Most people don't write reviews, and I can understand why. If a book, film or anything else already has a ton of reviews and you agree with the average rating it can seem pretty pointless. At the same time, writing a first review (or a second/third when you disagree entirely with the first) can be a bit tricky. After all, everyone's opinion differs and it can be quite difficult to write a good review that's objective enough to be critical when necessary without going overboard.
However, I do think that from both sides of the fence writing reviews is a good thing.

From a reader's perspective

Readers, or prospective readers, are pulled towards a book by a number of things, and these vary quite a bit from one potential reader to the next. There's the cover, of course, the summary of the plot, the sample, the overall rating and the reviews themselves.

The first of these is done by an artist, who will usually be a different person to the author. The next two are done by the author, but the advantage of the average rating and reviews is that they're written by people with no vested interest in the book. They also take less time to read than the 15,000 word (or however long it is) free sample.

So, they're more impartial and can be digested in a minute or so. This makes it easier to assess whether or not a book's worth a shot before downloading the sample (or buying it outright) and spending several hours on it.

For the individual writing a review, it can also be interesting to see whether or not one agrees or disagrees with reviews that have gone before. Was the comedy laid on too thick or was it hilarious? Was the whip-wielding dominatrix a bit of a cliché or rather thrilling? And it's fine to disagree. Books are incredibly subjective, and whilst disagreeing with someone does not make them wrong neither does it make one's own opinion invalid or dilute the value of it.

Writing a first review means you start with a blank canvas, but that's perhaps the best place to start. Review number 137 won't affect the rating much, and if a book has that many reviews already it's almost certainly sold a ton and one more review will neither help nor hinder it. But review number 1 can help. Or not, if the book is woeful and the reason nobody's reviewed it yet is because they're embarrassed about how awful it is.

From a writer's perspective

Writing is, by its very nature, a solitary pursuit. With the probable exception of the cover you don't need anyone else to be involved. Agents, publishers, editors are now optional extras, and even if you've gone down the traditional route then 99% of your time is still spent solo. The characters, plot, pacing, humour, grittiness, death count, word count and speed of progress are all down to you.

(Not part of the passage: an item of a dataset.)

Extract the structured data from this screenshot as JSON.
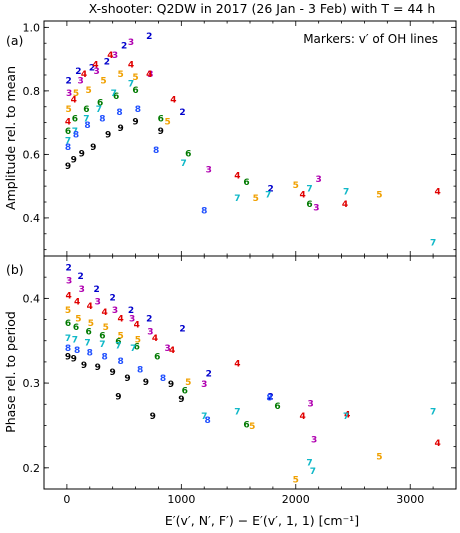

Lots of writers employ beta readers (objective people they know who can tell them X is good and Y is so appalling the author should be beaten to death with their own shoes), but this occurs during the process. Reading reviews written by others means that the author can enjoy the glowing praise of this and that, and also learn from the criticism of bits and pieces that don't quite work. As with so many things in life, praise is more delightful to receive, but criticisms often lead to the biggest improvements.

In short, reviews are useful for both potential readers and for authors, and it's a good thing to both write and read them. So, if you've read a cracking book that has no review to its name or a dire creation that should be sealed in a filing cabinet in a disused toilet with a 'Beware of the leopard' sign on the door, why not write a review?



  1. Your website is my favorite place on the internet right now. I like reading Roman history, and your reviews match my experience so far. Thanks.